Just imagine you had just woken up, and the first thing you do is check your phone. You go on TikTok and see that your inbox is full. You decide to check it and see that it’s filled with hate comments about your looks. This hurts you badly; you keep scrolling through all of the mean comments, and after reading about 40 of them, you throw your phone down and sink your head into your pillow, just thinking about why others do this. Is it because they do it to look cool, or are they being pressured into this?

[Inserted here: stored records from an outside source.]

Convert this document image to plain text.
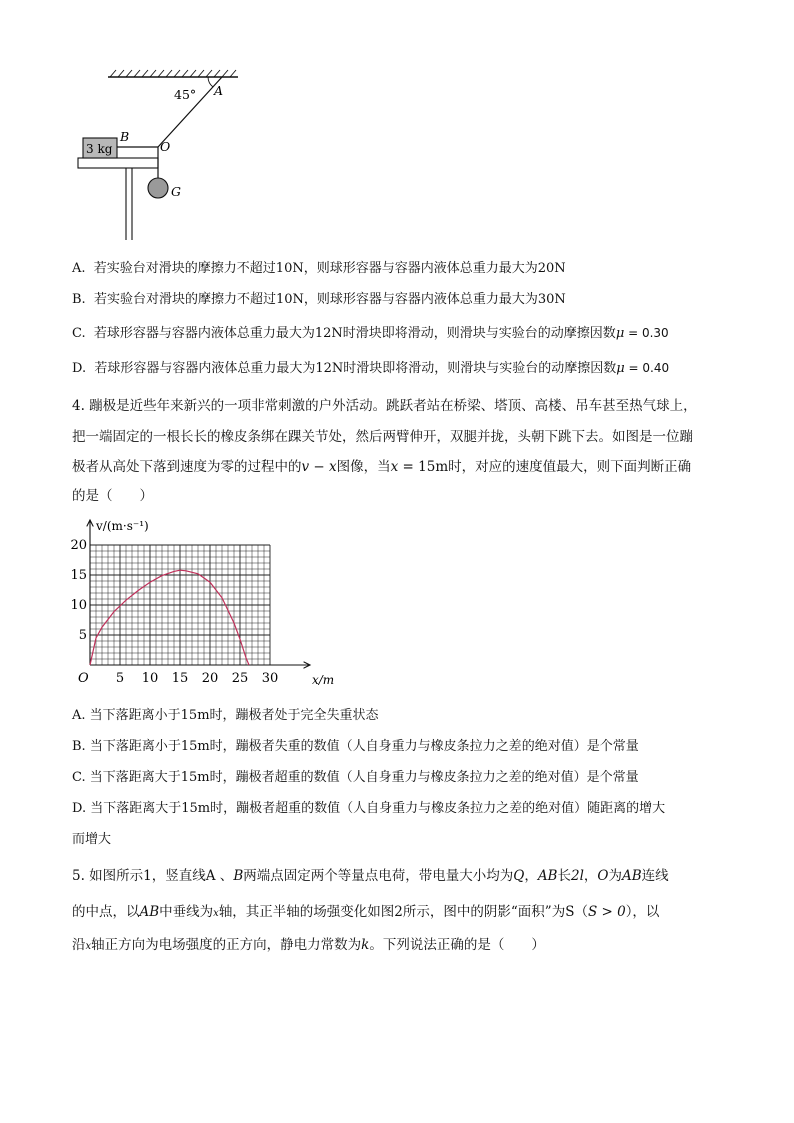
45° A
3 kg
B
O
G
A. 若实验台对滑块的摩擦力不超过10N，则球形容器与容器内液体总重力最大为20N
B. 若实验台对滑块的摩擦力不超过10N，则球形容器与容器内液体总重力最大为30N
C. 若球形容器与容器内液体总重力最大为12N时滑块即将滑动，则滑块与实验台的动摩擦因数μ = 0.30
D. 若球形容器与容器内液体总重力最大为12N时滑块即将滑动，则滑块与实验台的动摩擦因数μ = 0.40
4. 蹦极是近些年来新兴的一项非常刺激的户外活动。跳跃者站在桥梁、塔顶、高楼、吊车甚至热气球上，
把一端固定的一根长长的橡皮条绑在踝关节处，然后两臂伸开，双腿并拢，头朝下跳下去。如图是一位蹦
极者从高处下落到速度为零的过程中的v − x图像，当x = 15m时，对应的速度值最大，则下面判断正确
的是（　　）
v/(m·s⁻¹)
x/m
O 5 10 15 20 25 30
5
10
15
20
A. 当下落距离小于15m时，蹦极者处于完全失重状态
B. 当下落距离小于15m时，蹦极者失重的数值（人自身重力与橡皮条拉力之差的绝对值）是个常量
C. 当下落距离大于15m时，蹦极者超重的数值（人自身重力与橡皮条拉力之差的绝对值）是个常量
D. 当下落距离大于15m时，蹦极者超重的数值（人自身重力与橡皮条拉力之差的绝对值）随距离的增大
而增大
5. 如图所示1，竖直线A 、B两端点固定两个等量点电荷，带电量大小均为Q，AB长2l，O为AB连线
的中点，以AB中垂线为x轴，其正半轴的场强变化如图2所示，图中的阴影“面积”为S（S > 0），以
沿x轴正方向为电场强度的正方向，静电力常数为k。下列说法正确的是（　　）
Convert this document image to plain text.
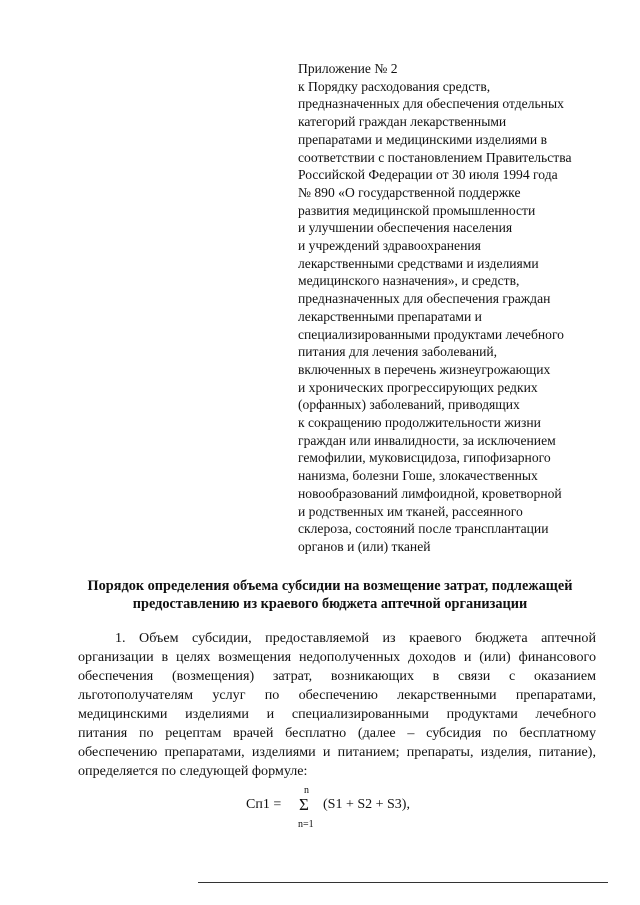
Приложение № 2
к Порядку расходования средств,
предназначенных для обеспечения отдельных
категорий граждан лекарственными
препаратами и медицинскими изделиями в
соответствии с постановлением Правительства
Российской Федерации от 30 июля 1994 года
№ 890 «О государственной поддержке
развития медицинской промышленности
и улучшении обеспечения населения
и учреждений здравоохранения
лекарственными средствами и изделиями
медицинского назначения», и средств,
предназначенных для обеспечения граждан
лекарственными препаратами и
специализированными продуктами лечебного
питания для лечения заболеваний,
включенных в перечень жизнеугрожающих
и хронических прогрессирующих редких
(орфанных) заболеваний, приводящих
к сокращению продолжительности жизни
граждан или инвалидности, за исключением
гемофилии, муковисцидоза, гипофизарного
нанизма, болезни Гоше, злокачественных
новообразований лимфоидной, кроветворной
и родственных им тканей, рассеянного
склероза, состояний после трансплантации
органов и (или) тканей
Порядок определения объема субсидии на возмещение затрат, подлежащей
предоставлению из краевого бюджета аптечной организации
1. Объем субсидии, предоставляемой из краевого бюджета аптечной
организации в целях возмещения недополученных доходов и (или) финансового
обеспечения (возмещения) затрат, возникающих в связи с оказанием
льготополучателям услуг по обеспечению лекарственными препаратами,
медицинскими изделиями и специализированными продуктами лечебного
питания по рецептам врачей бесплатно (далее – субсидия по бесплатному
обеспечению препаратами, изделиями и питанием; препараты, изделия, питание),
определяется по следующей формуле:
Cп1 =
n
Σ
n=1
(S1 + S2 + S3),
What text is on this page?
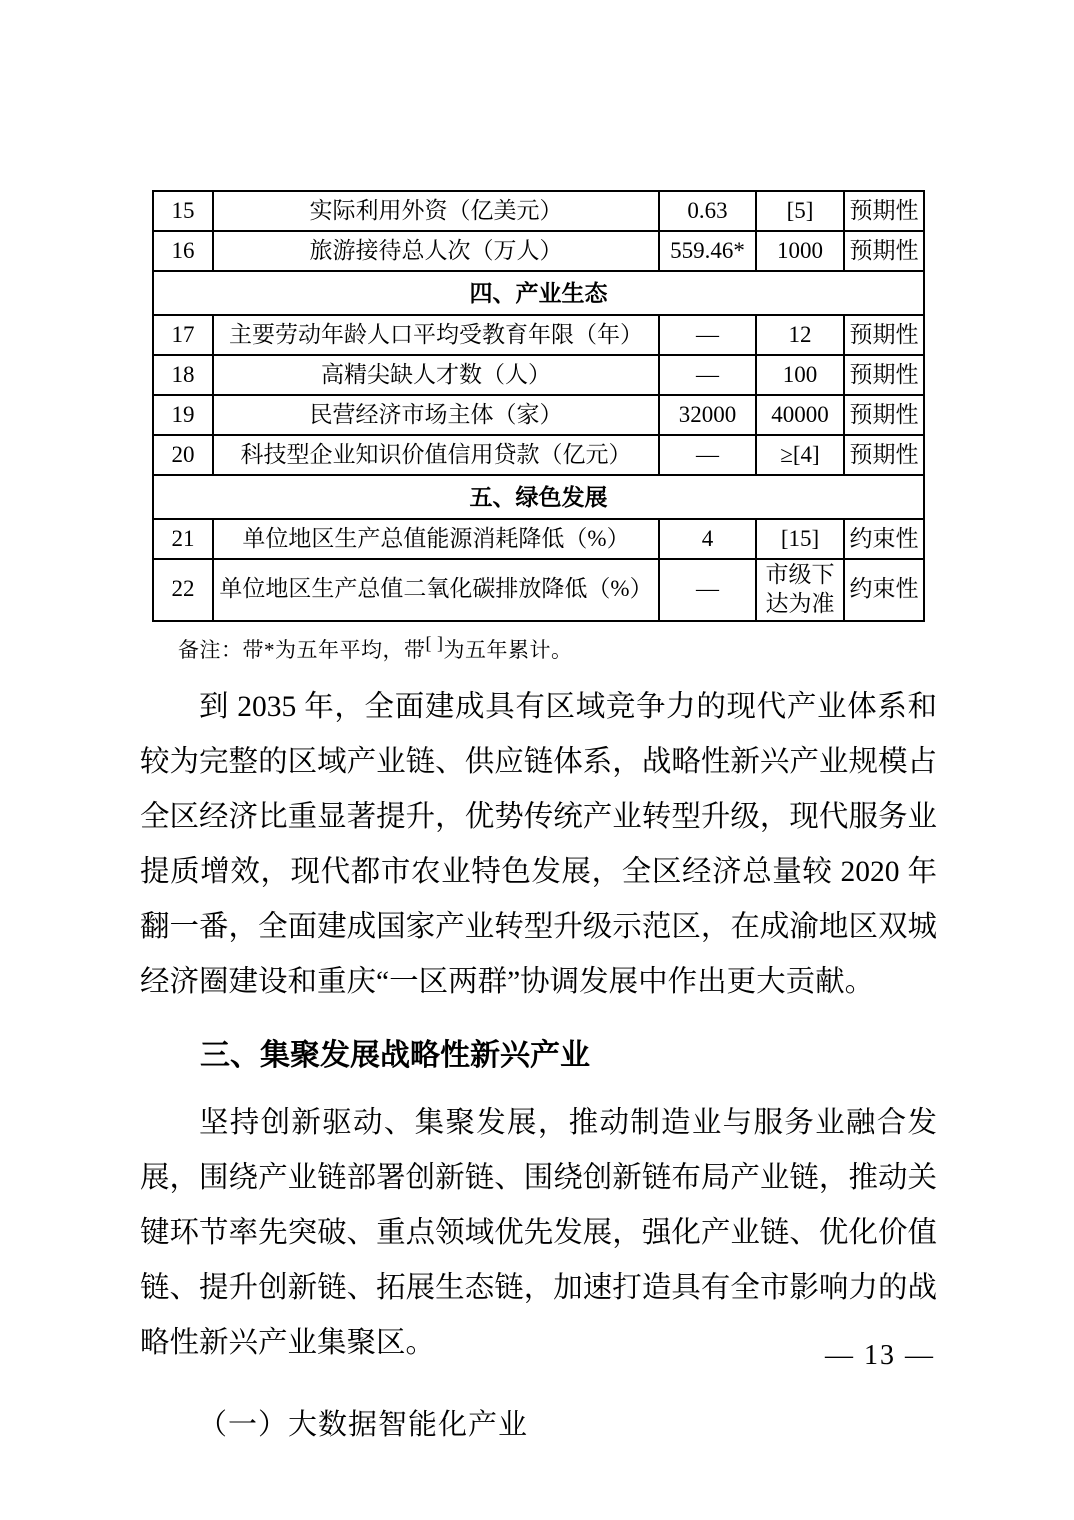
15	实际利用外资（亿美元）	0.63	[5]	预期性
16	旅游接待总人次（万人）	559.46*	1000	预期性
四、产业生态				
17	主要劳动年龄人口平均受教育年限（年）	—	12	预期性
18	高精尖缺人才数（人）	—	100	预期性
19	民营经济市场主体（家）	32000	40000	预期性
20	科技型企业知识价值信用贷款（亿元）	—	≥[4]	预期性
五、绿色发展				
21	单位地区生产总值能源消耗降低（%）	4	[15]	约束性
22	单位地区生产总值二氧化碳排放降低（%）	—	市级下达为准	约束性
备注：带*为五年平均，带[ ]为五年累计。

到 2035 年，全面建成具有区域竞争力的现代产业体系和较为完整的区域产业链、供应链体系，战略性新兴产业规模占全区经济比重显著提升，优势传统产业转型升级，现代服务业提质增效，现代都市农业特色发展，全区经济总量较 2020 年翻一番，全面建成国家产业转型升级示范区，在成渝地区双城经济圈建设和重庆“一区两群”协调发展中作出更大贡献。

三、集聚发展战略性新兴产业

坚持创新驱动、集聚发展，推动制造业与服务业融合发展，围绕产业链部署创新链、围绕创新链布局产业链，推动关键环节率先突破、重点领域优先发展，强化产业链、优化价值链、提升创新链、拓展生态链，加速打造具有全市影响力的战略性新兴产业集聚区。

（一）大数据智能化产业

— 13 —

Lots of students have been taking advantage of social media as a place to bully others, where some can get hurt due to these hateful comments. Coming from the National Bullying Prevention Center, cyberbullying can happen anywhere there is online social interaction. For example, some young people use social media, video games, texting, or anonymous apps to bully others, posting embarrassing pictures, sharing private information, or sending threatening messages. Students can use their access to a large online audience to encourage their peers to join them in targeting someone with rumors, gossip, or untrue stories.

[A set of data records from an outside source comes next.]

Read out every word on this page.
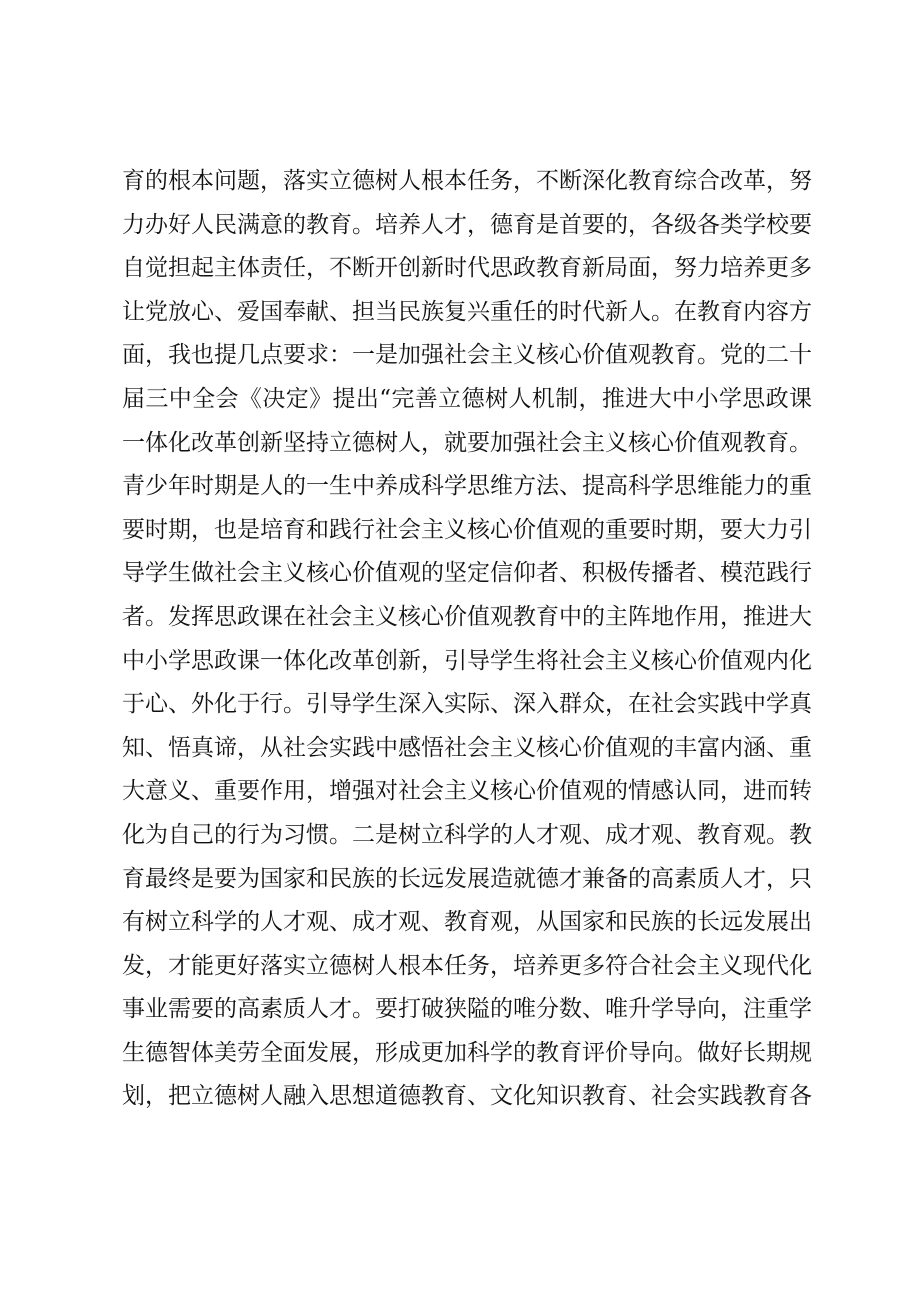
育的根本问题，落实立德树人根本任务，不断深化教育综合改革，努
力办好人民满意的教育。培养人才，德育是首要的，各级各类学校要
自觉担起主体责任，不断开创新时代思政教育新局面，努力培养更多
让党放心、爱国奉献、担当民族复兴重任的时代新人。在教育内容方
面，我也提几点要求：一是加强社会主义核心价值观教育。党的二十
届三中全会《决定》提出“完善立德树人机制，推进大中小学思政课
一体化改革创新坚持立德树人，就要加强社会主义核心价值观教育。
青少年时期是人的一生中养成科学思维方法、提高科学思维能力的重
要时期，也是培育和践行社会主义核心价值观的重要时期，要大力引
导学生做社会主义核心价值观的坚定信仰者、积极传播者、模范践行
者。发挥思政课在社会主义核心价值观教育中的主阵地作用，推进大
中小学思政课一体化改革创新，引导学生将社会主义核心价值观内化
于心、外化于行。引导学生深入实际、深入群众，在社会实践中学真
知、悟真谛，从社会实践中感悟社会主义核心价值观的丰富内涵、重
大意义、重要作用，增强对社会主义核心价值观的情感认同，进而转
化为自己的行为习惯。二是树立科学的人才观、成才观、教育观。教
育最终是要为国家和民族的长远发展造就德才兼备的高素质人才，只
有树立科学的人才观、成才观、教育观，从国家和民族的长远发展出
发，才能更好落实立德树人根本任务，培养更多符合社会主义现代化
事业需要的高素质人才。要打破狭隘的唯分数、唯升学导向，注重学
生德智体美劳全面发展，形成更加科学的教育评价导向。做好长期规
划，把立德树人融入思想道德教育、文化知识教育、社会实践教育各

Cyberbullying can cause many issues to other students’ mental health. Cyberbullying has many mental effects, such as emotional and physical harm, loss of self-esteem, feelings of shame and anxiety, and concentration and learning difficulties. On the Social Media Victims Law Center, it says that cyberbullying has been linked to teen depression. It can cause teens to feel increasingly anxious, embarrassed, and worried. In these instances, teens can experience physical and emotional trauma.
One of the main causes of cyberbullying is peer pressure. Many people bully others online to fit in or because others pressure them into doing it with a threat, which they cannot say no to. Many also don’t realize what they are doing and how it could affect other people’s mental state when it comes to bullying online. On Phys.org it says, “Social pressure during adolescence, a stage in which children begin to yearn for acceptance and to feel part of a group, is a cause of cyberbullying, as a series of self-justifications lead those who engage in these attacks to not feel responsible for the suffering they cause their victims.”

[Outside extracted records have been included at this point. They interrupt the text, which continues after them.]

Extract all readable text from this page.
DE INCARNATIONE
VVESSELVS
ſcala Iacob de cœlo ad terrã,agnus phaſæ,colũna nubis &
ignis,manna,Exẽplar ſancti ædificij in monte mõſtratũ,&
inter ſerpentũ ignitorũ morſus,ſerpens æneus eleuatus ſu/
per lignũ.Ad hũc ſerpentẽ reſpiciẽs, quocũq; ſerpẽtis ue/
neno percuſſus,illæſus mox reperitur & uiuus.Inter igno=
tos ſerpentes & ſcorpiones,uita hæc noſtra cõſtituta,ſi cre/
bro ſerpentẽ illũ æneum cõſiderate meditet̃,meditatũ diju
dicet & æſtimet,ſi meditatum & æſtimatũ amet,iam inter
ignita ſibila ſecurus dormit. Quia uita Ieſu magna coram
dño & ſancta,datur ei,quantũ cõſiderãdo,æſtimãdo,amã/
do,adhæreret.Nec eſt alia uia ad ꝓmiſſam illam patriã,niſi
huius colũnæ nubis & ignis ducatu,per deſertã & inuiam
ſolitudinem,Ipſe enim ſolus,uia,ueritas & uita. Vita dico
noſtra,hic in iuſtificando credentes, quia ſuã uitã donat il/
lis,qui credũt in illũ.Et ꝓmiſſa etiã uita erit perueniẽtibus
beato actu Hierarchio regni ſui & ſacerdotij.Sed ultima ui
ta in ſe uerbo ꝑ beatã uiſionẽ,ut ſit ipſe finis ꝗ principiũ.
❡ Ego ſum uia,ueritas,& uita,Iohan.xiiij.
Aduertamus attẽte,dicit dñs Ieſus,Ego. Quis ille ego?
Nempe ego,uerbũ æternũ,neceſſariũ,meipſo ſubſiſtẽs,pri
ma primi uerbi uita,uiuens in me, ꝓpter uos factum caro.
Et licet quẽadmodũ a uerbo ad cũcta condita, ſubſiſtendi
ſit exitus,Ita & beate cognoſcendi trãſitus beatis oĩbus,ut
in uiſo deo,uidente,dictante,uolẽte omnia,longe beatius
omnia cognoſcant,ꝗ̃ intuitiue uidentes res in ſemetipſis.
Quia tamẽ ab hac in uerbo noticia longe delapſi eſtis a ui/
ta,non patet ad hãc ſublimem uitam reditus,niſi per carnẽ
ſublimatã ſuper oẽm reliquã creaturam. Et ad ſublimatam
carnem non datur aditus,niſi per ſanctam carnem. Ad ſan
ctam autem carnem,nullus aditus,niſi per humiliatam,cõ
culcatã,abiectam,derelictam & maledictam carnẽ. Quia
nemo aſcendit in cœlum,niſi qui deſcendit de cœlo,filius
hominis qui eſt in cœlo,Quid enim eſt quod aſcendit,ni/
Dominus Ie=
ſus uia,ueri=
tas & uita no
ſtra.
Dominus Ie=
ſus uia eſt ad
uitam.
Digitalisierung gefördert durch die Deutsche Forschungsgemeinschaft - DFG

In the end, people who think it’s funny or cool to cyberbully never know the silent battles others could be dealing with, making their situation worse than it could have been before. People who are cyberbullying can genuinely hurt others without realizing it. If you run into a situation where someone is getting cyberbullied, take the lead and stand up for the person. Make them feel better and give them some confidence. When you help someone who is dealing with something serious, you could change their life so that they feel like they are worth something in this world.